Several faculty members declined to comment on the allegations, although officers of the Faculty Senate and members of the Senate Council issued a brief statement about the events of the past week. "This is a difficult time for our entire university, including our students, staff, alumni, faculty, and administration," the statement read in part. "We call upon all members of the university community to rededicate ourselves to ensuring the integrity of our institution."

Mr. Manuel, who is a senior lecturer in the College of Communications, drew on his experience handling crisis communications for the Department of Defense and told his class about what institutions like Penn State should do when they find themselves in a crisis.

"There are three things you say, which I didn't see for first 48 hours," he said. "You offer sympathies to victims and their families. You tell the public, 'Here is where we are in the process right now,' and 'This is where we're headed.'"

Mr. Manuel said that he found it unbelievable that Penn State seemed to be caught flat-footed by the scandal, when the leaders of the institution allegedly knew about serious claims of child sexual abuse against Jerry Sandusky, former defensive coordinator for the football team, and that the state was investigating those allegations for at least two years. "They wouldn't be in this position if they followed the PR axiom: Tell the truth and tell it quickly," he said.

Escalating Questions

Since the scandal broke on Saturday, events have accelerated, and the quickened cycle of revelations and recriminations has been reflected in classrooms. On Monday morning, students talked a bit about the news, said Donald E. Heller, a professor of education. By Wednesday, he said, students in the hallway were asking what the scandal might mean for the university and the quality and reputation of their degrees. Alumni were asking the same questions, he said.

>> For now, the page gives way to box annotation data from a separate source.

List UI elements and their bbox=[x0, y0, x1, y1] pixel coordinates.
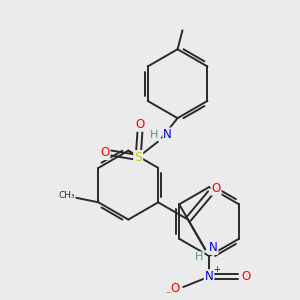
Text: O: O bbox=[212, 182, 221, 195]
Text: O: O bbox=[100, 146, 110, 159]
Text: +: + bbox=[214, 265, 220, 274]
Text: N: N bbox=[205, 270, 214, 283]
Text: O: O bbox=[136, 118, 145, 131]
Text: ⁻: ⁻ bbox=[165, 290, 170, 300]
Text: H: H bbox=[150, 130, 158, 140]
Text: O: O bbox=[242, 270, 251, 283]
Text: O: O bbox=[171, 283, 180, 296]
Text: CH₃: CH₃ bbox=[58, 191, 75, 200]
Text: N: N bbox=[209, 241, 218, 254]
Text: S: S bbox=[134, 151, 142, 164]
Text: H: H bbox=[195, 252, 203, 262]
Text: N: N bbox=[163, 128, 172, 141]
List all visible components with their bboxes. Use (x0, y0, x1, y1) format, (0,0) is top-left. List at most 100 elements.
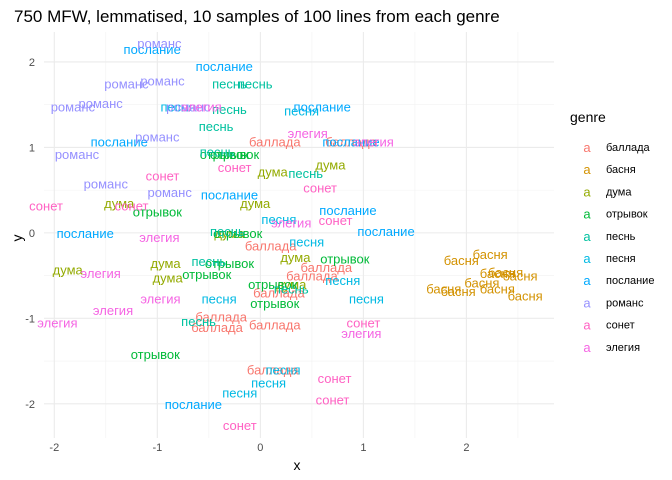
point-label: элегия (288, 126, 328, 141)
point-label: песня (325, 273, 360, 288)
x-tick-label: 2 (463, 442, 469, 454)
point-label: песнь (200, 145, 235, 160)
legend-label: песнь (606, 231, 636, 243)
point-label: дума (258, 164, 289, 179)
point-label: дума (53, 263, 84, 278)
x-tick-label: -1 (152, 442, 162, 454)
legend-key: a (583, 318, 591, 333)
point-label: отрывок (210, 147, 259, 162)
point-label: песнь (212, 76, 247, 91)
x-tick-label: 0 (257, 442, 263, 454)
y-tick-label: 0 (29, 228, 35, 240)
point-label: песня (160, 99, 195, 114)
point-label: дума (276, 277, 307, 292)
point-label: баллада (249, 317, 301, 332)
point-label: басня (426, 281, 461, 296)
x-axis-title: x (294, 457, 301, 473)
point-label: дума (315, 157, 346, 172)
point-label: дума (214, 226, 245, 241)
point-label: баллада (325, 134, 377, 149)
point-label: сонет (146, 169, 180, 184)
point-label: баллада (249, 134, 301, 149)
axis-ticks: -2 -1 0 1 2 -2 -1 0 1 2 (25, 57, 469, 454)
point-label: сонет (115, 199, 149, 214)
legend-key: a (583, 295, 591, 310)
point-label: песнь (191, 254, 226, 269)
point-label: песня (289, 234, 324, 249)
point-label: романс (84, 176, 129, 191)
legend-key: a (583, 340, 591, 355)
point-label: элегия (93, 303, 133, 318)
point-label: послание (319, 203, 376, 218)
point-label: песнь (199, 119, 234, 134)
legend-label: послание (606, 275, 654, 287)
grid-lines (44, 32, 554, 438)
point-label: басня (480, 281, 515, 296)
point-label: элегия (140, 292, 180, 307)
x-tick-label: 1 (360, 442, 366, 454)
point-label: песня (251, 375, 286, 390)
point-label: басня (464, 275, 499, 290)
point-label: элегия (271, 216, 311, 231)
point-label: песня (261, 212, 296, 227)
point-label: романс (104, 76, 149, 91)
point-label: элегия (81, 266, 121, 281)
point-label: сонет (29, 199, 63, 214)
point-label: дума (153, 270, 184, 285)
point-label: басня (508, 288, 543, 303)
point-label: романс (148, 185, 193, 200)
point-label: дума (280, 250, 311, 265)
point-label: отрывок (213, 226, 262, 241)
legend-label: романс (606, 297, 644, 309)
legend-label: отрывок (606, 209, 648, 221)
legend-label: дума (606, 186, 632, 198)
point-label: отрывок (131, 347, 180, 362)
point-label: сонет (318, 371, 352, 386)
point-label: баллада (191, 320, 243, 335)
point-label: элегия (182, 99, 222, 114)
point-label: отрывок (320, 252, 369, 267)
point-label: послание (196, 59, 253, 74)
point-label: романс (140, 74, 185, 89)
point-label: послание (124, 42, 181, 57)
point-label: сонет (346, 316, 380, 331)
legend-title: genre (570, 109, 606, 125)
legend-key: a (583, 251, 591, 266)
point-label: песнь (238, 76, 273, 91)
point-label: сонет (223, 418, 257, 433)
point-label: послание (294, 99, 351, 114)
point-label: баллада (253, 286, 305, 301)
legend-label: элегия (606, 342, 640, 354)
point-label: романс (79, 96, 124, 111)
point-label: песня (284, 104, 319, 119)
point-label: басня (473, 247, 508, 262)
point-label: романс (55, 147, 100, 162)
point-label: послание (201, 187, 258, 202)
point-label: послание (357, 224, 414, 239)
point-label: песня (266, 363, 301, 378)
point-label: элегия (37, 316, 77, 331)
y-tick-label: -1 (25, 313, 35, 325)
point-label: баллада (301, 260, 353, 275)
point-label: романс (51, 99, 96, 114)
chart-title: 750 MFW, lemmatised, 10 samples of 100 l… (14, 7, 500, 26)
point-label: басня (488, 265, 523, 280)
legend-key: a (583, 273, 591, 288)
point-label: басня (441, 284, 476, 299)
point-label: романс (137, 36, 182, 51)
legend-label: басня (606, 164, 636, 176)
point-label: баллада (245, 239, 297, 254)
point-label: отрывок (250, 296, 299, 311)
point-label: отрывок (133, 204, 182, 219)
data-points: баллада балладабалладабалладабалладабалла… (29, 36, 543, 433)
point-label: песнь (274, 281, 309, 296)
point-label: элегия (354, 134, 394, 149)
point-label: сонет (303, 181, 337, 196)
point-label: баллада (286, 269, 338, 284)
y-tick-label: -2 (25, 399, 35, 411)
point-label: песня (202, 292, 237, 307)
legend-key: a (583, 162, 591, 177)
y-tick-label: 1 (29, 142, 35, 154)
point-label: дума (240, 196, 271, 211)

Others on campus have described the revelations as being devastating, while stressing that the alleged actions—or inaction—of a handful of people should not be allowed to mar the achievement of tens of thousands of students, faculty, and staff. The central academic mission has continued, those sources have said, despite the glare of international media attention.

Some faculty members have said the scandal has rocked them to their core. While scandal has soiled other campuses, where athletes have been arrested or been paid by boosters, some Penn State faculty said they once took comfort that the motto of their football team, "Success With Honor," had helped to burnish the university's image.

But no more. "I would kill for this to be about tattoos right now," Mr. Manuel said, referring to the revelations that football players at Ohio State University had sold memorabilia in exchange for discounts on tattoos, which led to the resignation of the team's head coach, Jim Tressel.

For Tony Barbieri, a professor of journalism, the fact that Penn State has been on the front page of national newspapers and on the nightly news has offered his students a rare opportunity to watch a major news event unfold on their doorstep, however unwelcome it may be.

"This may never happen to them again," he said. "For journalism faculty, it's almost a lesson sent from heaven."